Deník Marie Bashkirtseff

Je déjeune chez Mme Gavini et nous allons ensemble à la Chambre. L'Amnistie, question épuisée mais malgré cela, grande séance; une première.
J'avais un mot de Krishaber pour M. Margaine le questeur, nous allons dans la salle des pas perdus où nous trouvons le dit questeur, Janvier, Hamille etc. enfin après des péripéties nombreuses avec Bescherelle, Margaine etc., nous nous trouvons placées au premier rang dans la loge des ministres et cela grâce aux amours de Janvier qui ne pouvant placer sa cocotte dans la même loge que Mme de Marcilly son amie, et n’ayant pour la susdite cocotte qu’un billet de Président de la Répubublique est obligé de la placer ailleurs et de rendre le billet du Président à Bescherelle qui nous en fait deux. En somme ce Margaine est un homme aimable, dans ma précipitation j’avais décacheté le mot de Kirshaber où il disait des choses si aimables pour moi qu’il était impossible de le donner avec une enveloppe ouverte, j’ai dû imiter l’écriture du docteur. Maintenant vous voulez sans doute mon avis sur les orateurs. Eh bien les fleurs de L. Blanc ne me plaisent pas, il rabâche la même chose longuement. Quant à A. Proust il a commencé fort bien mais sa concision et son éloquence lui ayant valu un grand succès, malgré l’hostilité de la majorité envers l’amnistie qu’il réclamait, il a fini par des bêlements à chaque fin de phrase, qui ont un peu gâté le tout. Casimir Perier, un mauvais Clémenceau, quoique opposé à l’Amnistie. Freycinet semblait à la mort.

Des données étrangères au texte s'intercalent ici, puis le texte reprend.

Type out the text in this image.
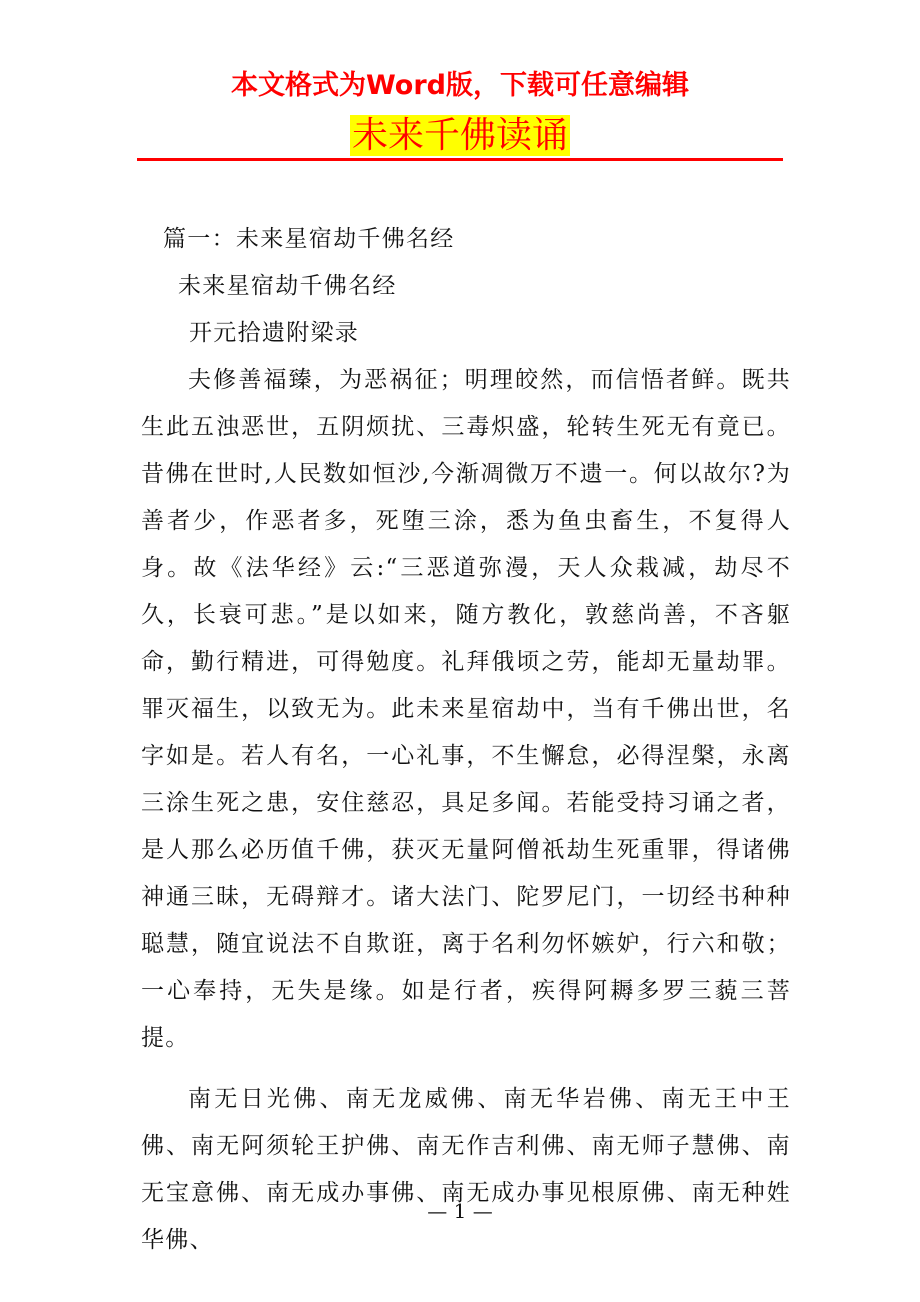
本文格式为Word版，下载可任意编辑
未来千佛读诵

篇一：未来星宿劫千佛名经

未来星宿劫千佛名经

开元拾遗附梁录

夫修善福臻，为恶祸征；明理皎然，而信悟者鲜。既共生此五浊恶世，五阴烦扰、三毒炽盛，轮转生死无有竟已。昔佛在世时,人民数如恒沙,今渐凋微万不遗一。何以故尔?为善者少，作恶者多，死堕三涂，悉为鱼虫畜生，不复得人身。故《法华经》云:“三恶道弥漫，天人众栽减，劫尽不久，长衰可悲。”是以如来，随方教化，敦慈尚善，不吝躯命，勤行精进，可得勉度。礼拜俄顷之劳，能却无量劫罪。罪灭福生，以致无为。此未来星宿劫中，当有千佛出世，名字如是。若人有名，一心礼事，不生懈怠，必得涅槃，永离三涂生死之患，安住慈忍，具足多闻。若能受持习诵之者，是人那么必历值千佛，获灭无量阿僧祇劫生死重罪，得诸佛神通三昧，无碍辩才。诸大法门、陀罗尼门，一切经书种种聪慧，随宜说法不自欺诳，离于名利勿怀嫉妒，行六和敬；一心奉持，无失是缘。如是行者，疾得阿耨多罗三藐三菩提。

南无日光佛、南无龙威佛、南无华岩佛、南无王中王佛、南无阿须轮王护佛、南无作吉利佛、南无师子慧佛、南无宝意佛、南无成办事佛、南无成办事见根原佛、南无种姓华佛、

— 1 —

Mais la droite n’est pas brillante hélas I Haussmann qui me salue de la tête et de la main a bien vieilli, Rouher est assoupi et Madame Gavini les envoie tous à Sainte-Perrine.
Arnaud a plusieurs fois essayé de me lorgner mais je prenais aussitôt mon binocle et regardais ailleurs pour me couvrir le visage.
Le Juif était dans la loge de Gambetta qu’il n’a cessé de lorgner, espérant un salut que je n’ai pas vu accorder. Nous nous sommes vus sans nous saluer.
Ce qu’il y a de drôle c’est Courtès venant me prier de défendre Tarente et de lui faire bon visage. Ne pas défendre même un coupable, quand on le peut est une lâcheté, mais se compromettre et se perdre inutilement est une stupidité.
Si on parle mal de lui devant vous Mademoiselle, défendez- le.
Tout ce que je puis vous promettre Monsieur c’est de ne pas en parler. Je ne le connais presque pas, je ne puis ni le défendre ni l’attaquer.
Et comment le défendre, me voyez-vous prenant la défense de ce Monsieur que j'ai vu une dizaine de fois, que je ne connais pas, qui est à l’index, non pour des choses incertaines, mais malheureusement pour l’affichage au club, escroqueries etc. etc., qu’est-ce qu’on dirait, et qu’est-ce qu’on aurait le droit de dire ? Un vieillard, ce serait possible mais un vaurien de vingt-cinq ans qui fait métier de cherche une dot ?! et puis qu’est-ce que j’y pourrai ?
Rien. C’est que voyez-vous, je vous explique tout cela parce qu’on nous attaque beaucoup et que je me crois obligée de défendre tout le monde.
Le Pur et l’ineffable Gabriel s’est décidé à m’envoyer une caisse de jouets. Une boule en laque contenant, deux têtes qui montrent la langue et roulent les yeux quand on tire une ficelle.
Un monstre chinois sur un hameçon, intitulé de sa charmante écriture: vibrion d'eau douce (Arnaud), trois crabes en bronze de diverse grandeur... Un soulier contenant un dais, un colimaçon, une grenouille, un serpent qu’on accroche sur une aiguille et qui tourne, minuscules. Une potiche pleine de thé. Une voix qui joue la Marseillaise, un livre de Homère en grec avec une préface latine et sa photographie avec ces mots: souvenir bien respectueux et dévoué du souffleur à la baronne.
Il s’est arrondi la barbe et fait une raie sur le côté au lieu de l’anciene coiffure qui était à la Joseph Arnaud, les cheveux presque ras. Il est trop joli sur ce portrait, en réalité il est mieux que cela; j’aurais voulu recevoir les objets pas le jour ou j’ai vu Arnaud, ils se sont atténués réciproquement.